50. Instead of barging into someone’s office or work space and assuming that he/she has time for you, ask if he/she has a few minutes (or whatever time you need) or if he/she would prefer that you come back at a different time.
51. Act with integrity at all times. (“Whenever you do a thing, act as if all the world were watching.” ~ Thomas Jefferson.)
52. If you fail to meet a commitment, take responsibility and do whatever you can to rectify the situation.

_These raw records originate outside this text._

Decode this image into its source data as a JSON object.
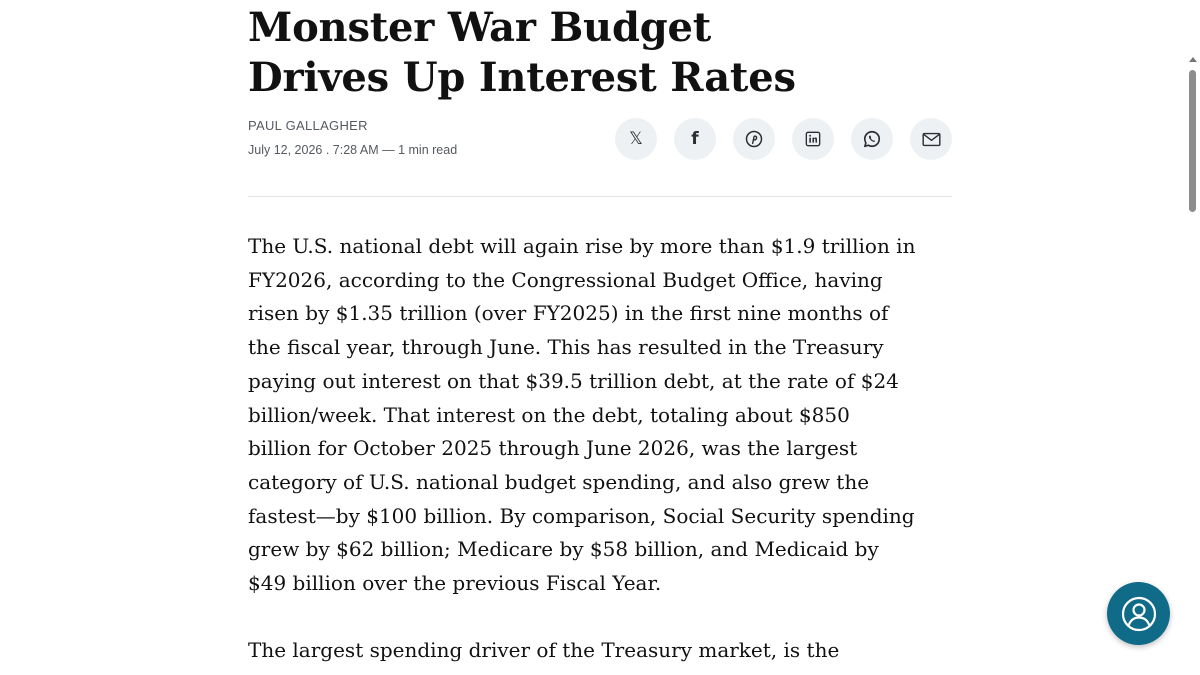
{
  "article": {
    "headline_lines": [
      "Monster War Budget",
      "Drives Up Interest Rates"
    ],
    "author": "PAUL GALLAGHER",
    "dateline": "July 12, 2026 . 7:28 AM — 1 min read",
    "share_buttons": [
      {
        "icon": "x-icon",
        "glyph": "𝕏"
      },
      {
        "icon": "facebook-icon",
        "glyph": "f"
      },
      {
        "icon": "pinterest-icon"
      },
      {
        "icon": "linkedin-icon"
      },
      {
        "icon": "whatsapp-icon"
      },
      {
        "icon": "email-icon"
      }
    ],
    "paragraph1_lines": [
      "The U.S. national debt will again rise by more than $1.9 trillion in",
      "FY2026, according to the Congressional Budget Office, having",
      "risen by $1.35 trillion (over FY2025) in the first nine months of",
      "the fiscal year, through June. This has resulted in the Treasury",
      "paying out interest on that $39.5 trillion debt, at the rate of $24",
      "billion/week. That interest on the debt, totaling about $850",
      "billion for October 2025 through June 2026, was the largest",
      "category of U.S. national budget spending, and also grew the",
      "fastest—by $100 billion. By comparison, Social Security spending",
      "grew by $62 billion; Medicare by $58 billion, and Medicaid by",
      "$49 billion over the previous Fiscal Year."
    ],
    "paragraph2_lines": [
      "The largest spending driver of the Treasury market, is the"
    ]
  },
  "widgets": {
    "help_icon": "user-support-icon",
    "accent_color": "#0f6b88"
  }
}
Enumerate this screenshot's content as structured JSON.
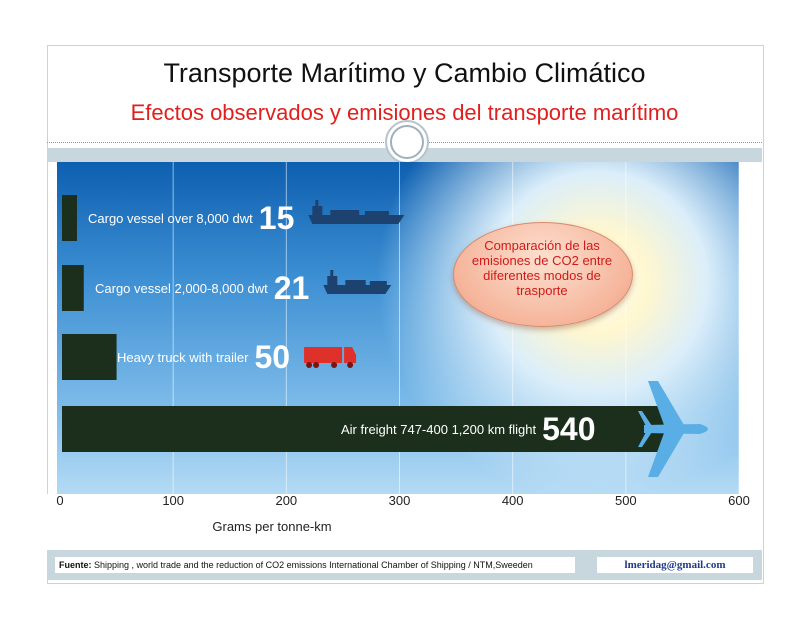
{
  "slide": {
    "title": "Transporte Marítimo y Cambio Climático",
    "subtitle": "Efectos observados y emisiones del transporte marítimo",
    "callout": "Comparación de las emisiones de CO2 entre diferentes modos de trasporte",
    "source_label": "Fuente:",
    "source_text": "Shipping , world trade and the reduction of CO2 emissions International Chamber of Shipping / NTM,Sweeden",
    "email": "lmeridag@gmail.com"
  },
  "chart_data": {
    "type": "bar",
    "orientation": "horizontal",
    "categories": [
      "Cargo vessel over 8,000 dwt",
      "Cargo vessel 2,000-8,000 dwt",
      "Heavy truck with trailer",
      "Air freight 747-400 1,200 km flight"
    ],
    "values": [
      15,
      21,
      50,
      540
    ],
    "value_labels": [
      "15",
      "21",
      "50",
      "540"
    ],
    "icons": [
      "cargo-ship-icon",
      "small-cargo-ship-icon",
      "truck-icon",
      "airplane-icon"
    ],
    "xlabel": "Grams per tonne-km",
    "ylabel": "",
    "xlim": [
      0,
      600
    ],
    "xticks": [
      0,
      100,
      200,
      300,
      400,
      500,
      600
    ],
    "grid": "vertical",
    "colors": {
      "bar": "#1b2f1c",
      "ship": "#1d4270",
      "truck": "#e0302a",
      "plane": "#5aaee6",
      "label": "#ffffff"
    }
  }
}
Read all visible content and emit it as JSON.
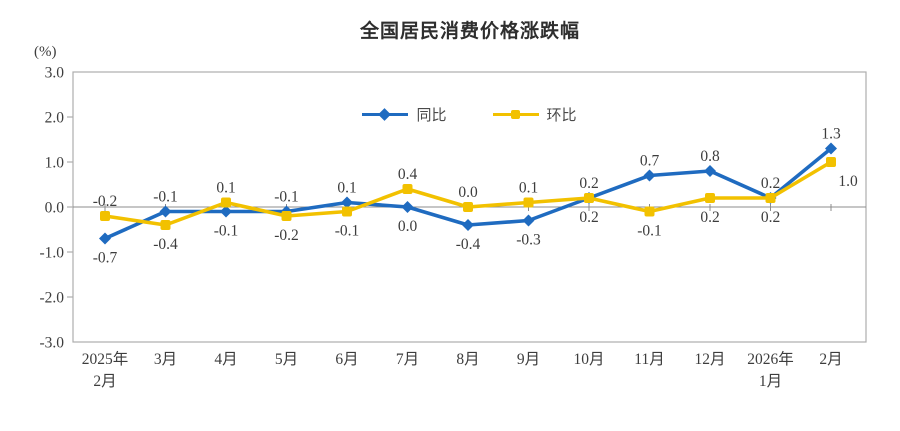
{
  "title": "全国居民消费价格涨跌幅",
  "y_unit": "(%)",
  "chart_data": {
    "type": "line",
    "categories": [
      [
        "2025年",
        "2月"
      ],
      [
        "3月"
      ],
      [
        "4月"
      ],
      [
        "5月"
      ],
      [
        "6月"
      ],
      [
        "7月"
      ],
      [
        "8月"
      ],
      [
        "9月"
      ],
      [
        "10月"
      ],
      [
        "11月"
      ],
      [
        "12月"
      ],
      [
        "2026年",
        "1月"
      ],
      [
        "2月"
      ]
    ],
    "series": [
      {
        "name": "同比",
        "marker": "diamond",
        "color": "#1F6BC0",
        "values": [
          -0.7,
          -0.1,
          -0.1,
          -0.1,
          0.1,
          0.0,
          -0.4,
          -0.3,
          0.2,
          0.7,
          0.8,
          0.2,
          1.3
        ]
      },
      {
        "name": "环比",
        "marker": "square",
        "color": "#F2C100",
        "values": [
          -0.2,
          -0.4,
          0.1,
          -0.2,
          -0.1,
          0.4,
          0.0,
          0.1,
          0.2,
          -0.1,
          0.2,
          0.2,
          1.0
        ]
      }
    ],
    "ylim": [
      -3.0,
      3.0
    ],
    "yticks": [
      "3.0",
      "2.0",
      "1.0",
      "0.0",
      "-1.0",
      "-2.0",
      "-3.0"
    ],
    "grid": false,
    "legend_position": "top-center",
    "axis_color": "#ADADAD",
    "zero_line_color": "#8C8C8C",
    "label_color": "#3D3D3D"
  }
}
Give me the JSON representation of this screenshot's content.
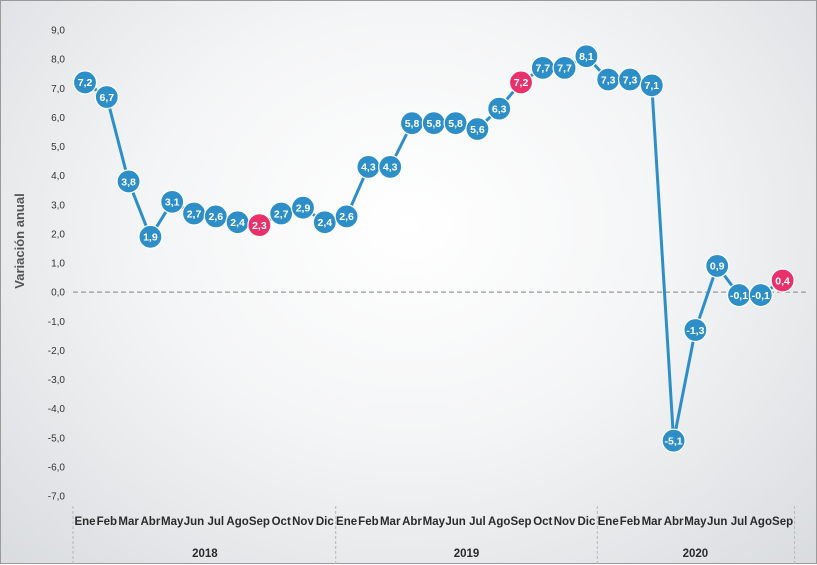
{
  "chart_data": {
    "type": "line",
    "ylabel": "Variación anual",
    "xlabel": "",
    "ylim": [
      -7.0,
      9.0
    ],
    "ytick_labels": [
      "9,0",
      "8,0",
      "7,0",
      "6,0",
      "5,0",
      "4,0",
      "3,0",
      "2,0",
      "1,0",
      "0,0",
      "-1,0",
      "-2,0",
      "-3,0",
      "-4,0",
      "-5,0",
      "-6,0",
      "-7,0"
    ],
    "categories": [
      "Ene",
      "Feb",
      "Mar",
      "Abr",
      "May",
      "Jun",
      "Jul",
      "Ago",
      "Sep",
      "Oct",
      "Nov",
      "Dic",
      "Ene",
      "Feb",
      "Mar",
      "Abr",
      "May",
      "Jun",
      "Jul",
      "Ago",
      "Sep",
      "Oct",
      "Nov",
      "Dic",
      "Ene",
      "Feb",
      "Mar",
      "Abr",
      "May",
      "Jun",
      "Jul",
      "Ago",
      "Sep"
    ],
    "years": [
      {
        "label": "2018",
        "months": 12
      },
      {
        "label": "2019",
        "months": 12
      },
      {
        "label": "2020",
        "months": 9
      }
    ],
    "series": [
      {
        "values": [
          7.2,
          6.7,
          3.8,
          1.9,
          3.1,
          2.7,
          2.6,
          2.4,
          2.3,
          2.7,
          2.9,
          2.4,
          2.6,
          4.3,
          4.3,
          5.8,
          5.8,
          5.8,
          5.6,
          6.3,
          7.2,
          7.7,
          7.7,
          8.1,
          7.3,
          7.3,
          7.1,
          -5.1,
          -1.3,
          0.9,
          -0.1,
          -0.1,
          0.4
        ],
        "value_labels": [
          "7,2",
          "6,7",
          "3,8",
          "1,9",
          "3,1",
          "2,7",
          "2,6",
          "2,4",
          "2,3",
          "2,7",
          "2,9",
          "2,4",
          "2,6",
          "4,3",
          "4,3",
          "5,8",
          "5,8",
          "5,8",
          "5,6",
          "6,3",
          "7,2",
          "7,7",
          "7,7",
          "8,1",
          "7,3",
          "7,3",
          "7,1",
          "-5,1",
          "-1,3",
          "0,9",
          "-0,1",
          "-0,1",
          "0,4"
        ],
        "highlighted": [
          8,
          20,
          32
        ]
      }
    ],
    "colors": {
      "line": "#2e8fc8",
      "marker": "#2e8fc8",
      "highlight": "#e8306a",
      "zero_line": "#9a9a9a"
    },
    "grid": false,
    "legend": "none"
  }
}
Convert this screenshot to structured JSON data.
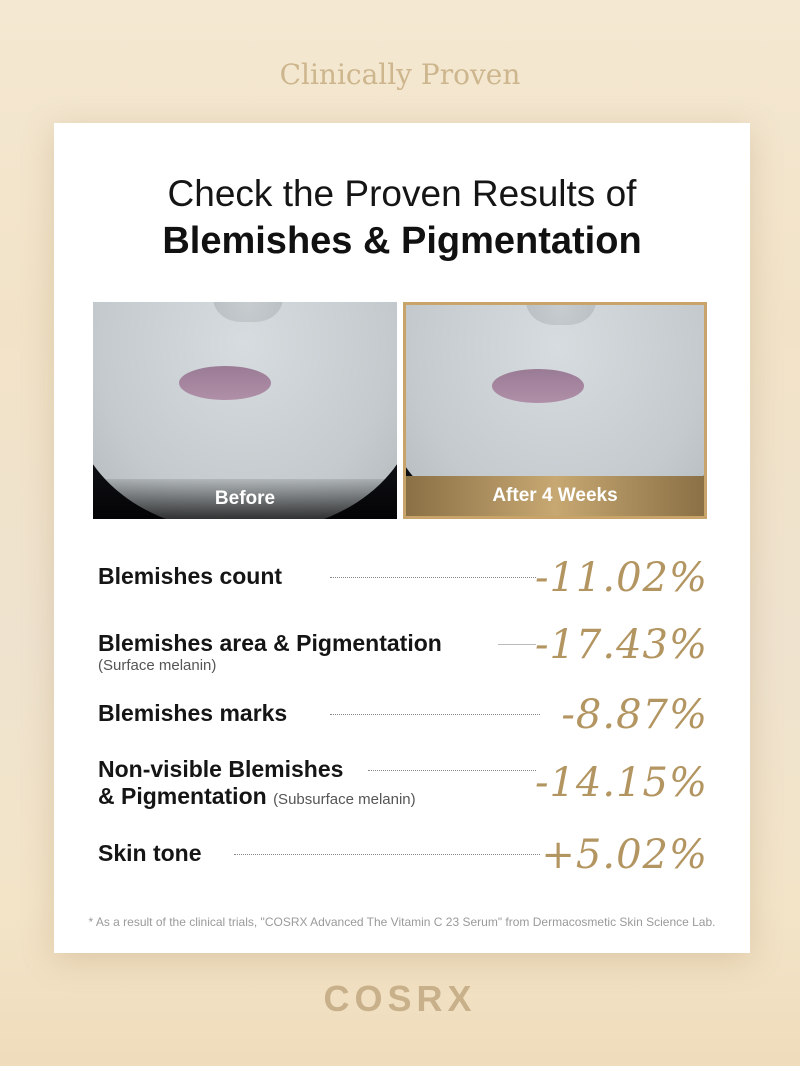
{
  "header": {
    "title": "Clinically Proven"
  },
  "card": {
    "heading_line1": "Check the Proven Results of",
    "heading_line2": "Blemishes & Pigmentation",
    "photos": [
      {
        "label": "Before"
      },
      {
        "label": "After 4 Weeks"
      }
    ],
    "stats": [
      {
        "label": "Blemishes count",
        "sub": "",
        "value": "-11.02%"
      },
      {
        "label": "Blemishes area & Pigmentation",
        "sub": "(Surface melanin)",
        "value": "-17.43%"
      },
      {
        "label": "Blemishes marks",
        "sub": "",
        "value": "-8.87%"
      },
      {
        "label": "Non-visible Blemishes",
        "label2": "& Pigmentation",
        "sub": "(Subsurface melanin)",
        "value": "-14.15%"
      },
      {
        "label": "Skin tone",
        "sub": "",
        "value": "+5.02%"
      }
    ],
    "footnote": "* As a result of the clinical trials, \"COSRX Advanced The Vitamin C 23 Serum\" from  Dermacosmetic Skin Science Lab."
  },
  "brand": {
    "logo": "COSRX"
  },
  "colors": {
    "gold": "#b39561",
    "background": "#f2e3c8"
  }
}
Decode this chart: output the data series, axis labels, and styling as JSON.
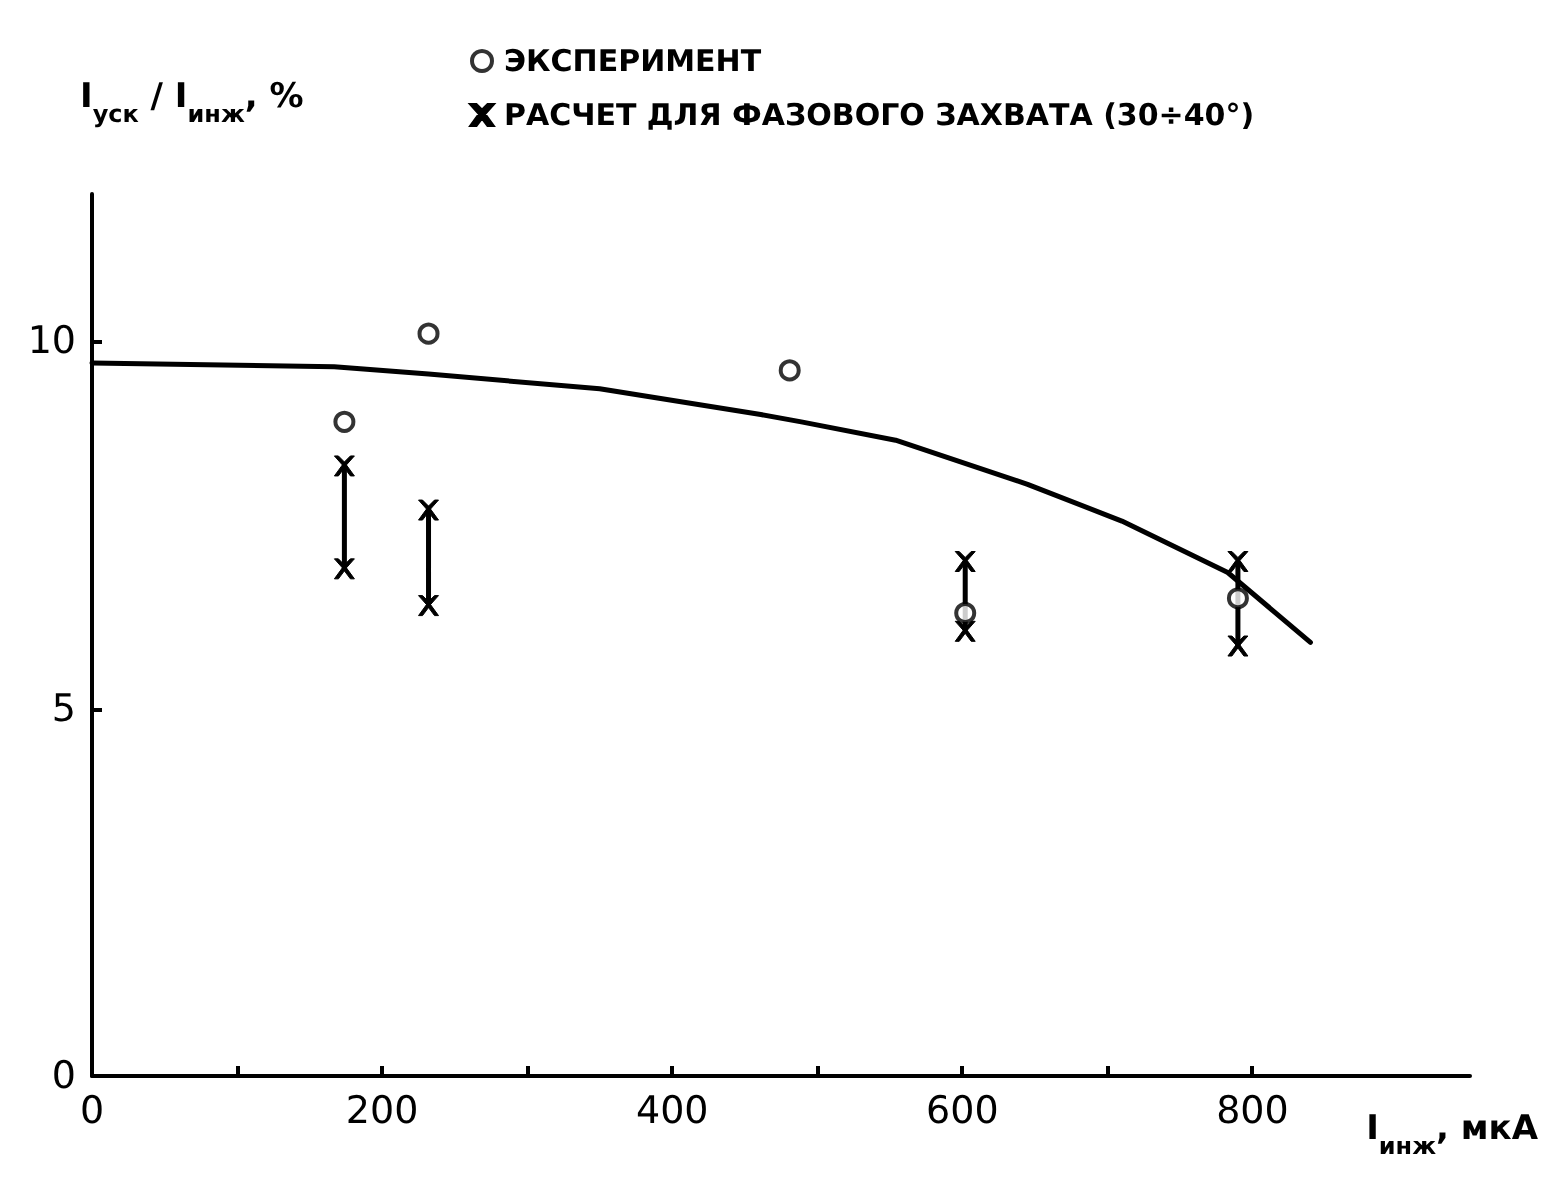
{
  "chart_data": {
    "type": "scatter",
    "xlabel": "I$_{инж}$, мкА",
    "ylabel": "I$_{уск}$ / I$_{инж}$, %",
    "xlim": [
      0,
      950
    ],
    "ylim": [
      0,
      12
    ],
    "xticks": [
      0,
      {
        "value": 100,
        "label": null
      },
      200,
      {
        "value": 300,
        "label": null
      },
      400,
      {
        "value": 500,
        "label": null
      },
      600,
      {
        "value": 700,
        "label": null
      },
      800
    ],
    "yticks": [
      0,
      5,
      10
    ],
    "grid": false,
    "legend": "top",
    "series": [
      {
        "name": "ЭКСПЕРИМЕНТ",
        "marker": "circle",
        "color": "#000000",
        "x": [
          174,
          232,
          481,
          602,
          790
        ],
        "values": [
          8.9,
          10.1,
          9.6,
          6.3,
          6.5
        ]
      },
      {
        "name": "РАСЧЕТ ДЛЯ ФАЗОВОГО ЗАХВАТА (30÷40°)",
        "type": "line",
        "marker": "cross",
        "line_style": "solid",
        "color": "#000000",
        "x": [
          174,
          174,
          200,
          232,
          232,
          500,
          602,
          602,
          700,
          790,
          790
        ],
        "values": [
          8.3,
          6.9,
          null,
          7.7,
          6.4,
          null,
          7.0,
          6.05,
          null,
          7.0,
          5.85
        ]
      },
      {
        "type": "line",
        "marker": "none",
        "line_style": "solid",
        "color": "#000000",
        "x": [
          0,
          167,
          232,
          350,
          461,
          489,
          554,
          645,
          710,
          783,
          840
        ],
        "values": [
          9.7,
          9.65,
          9.55,
          9.35,
          9.0,
          8.9,
          8.65,
          8.05,
          7.55,
          6.85,
          5.9
        ]
      }
    ]
  }
}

Don’t try to shift the blame onto others!
53. Leave an appreciative or congratulatory note on someone’s desk.
54. Tell someone that you value his/her opinion.
55. Let someone know that you appreciate being on the same team with him/her.
56. Let your boss know how glad you are to be working with him/her. (If this is true!)
57. Look people in the eye when speaking to them.
58. Demonstrate pride and loyalty by speaking positively about your organization.
59. Take pride in your physical environment, e.g., cleaning up the kitchen area, replace a filled trash bag, keep conference rooms clean and neat, pick up stray pieces of paper and paperclips on the floor, replace empty toilet paper and paper towel holders or inform the party responsible for doing so.
60. Make sure others have the information they need to be successful.
61. Demonstrate perseverance and don’t let roadblocks stop you from getting the job done.
62. Take initiative to make something better or fix a problem.
63. When someone makes a mistake don’t make them feel incompetent, rather, help them learn from it; view mistakes as learning opportunities.
64. Communicate, communicate, communicate!
65. Be transparent and explain the “why” behind your actions and decisions.
66. Ask others’ for the “why” behind their actions and decisions. (This must be done in the spirit of understanding another’s thought process and not with the intent of being critical.)
67. When you get upset, take a time out and collect your thoughts; speak to your boss or trusted colleague about what happened and the best way to handle the situation.
68. Respect the chain of command; don’t go over someone’s head unless you must.
69. Respond promptly to emails and phone calls even if it is just to acknowledge the communication and give an estimate of when you will reply.
70. Say “thank you” to someone who has provided you with critical feedback in a constructive and supportive manner.
71. Seek to understand others’ perspectives – especially when you disagree.
72. Serve as a mentor to a newly hired employee.
73. Demonstrate empathy with comments such as, “I’m sorry to hear about what happened.”
74. Offer to lend a hand to a team member – especially when he/she is struggling!
75. Sincerely ask someone what they did over the weekend.
76. Always speak in a calm manner.
77. Refuse to listen to gossip and certainly don’t be its source.
78. Speak positively about a colleague – especially to those higher up in the organization.
79. Ask a co-worker about his/her hobbies and interests.
80. Thank others when they show you support and consideration.
81. Don’t say one thing and do another.
82. When presenting your ideas use language such as, “I’d like to offer my perspective.”
83. Take the time to make sure that you have all the relevant facts before making a decision or jumping to a conclusion.
84. Avoid judging others. (You’re not perfect either.)
85. Dress professionally.
86. Use professional language; no profanity.
87. Use paraphrasing to let others know that you have been actively listening, e.g., “Let me be sure I understand your point of view.”
88. Ask people their preferred mode of communication, e.g., in-person, telephone, or email.
89. Cover your mouth/nose when you cough/sneeze. (And wash your hands!)
90. Don’t include sensitive information in emails.
91. Be sensitive to cultural differences.
92. Avoid rambling.
93. Keep private conversations private!
94. Walk around and greet those already at work when you arrive.
95. Ask someone how you can help cover for them when they are going away on vacation.
96. Say, “Hello” to everyone you pass in the hallway.
97. Hold others accountable for meeting agreed upon commitments.
98. Be considerate of others’ personal time during non-work hours.
99. Talk to people, not about them.
100. Serve as a role model in living your organization’s core values.
101. Treat others as you would want to be treated!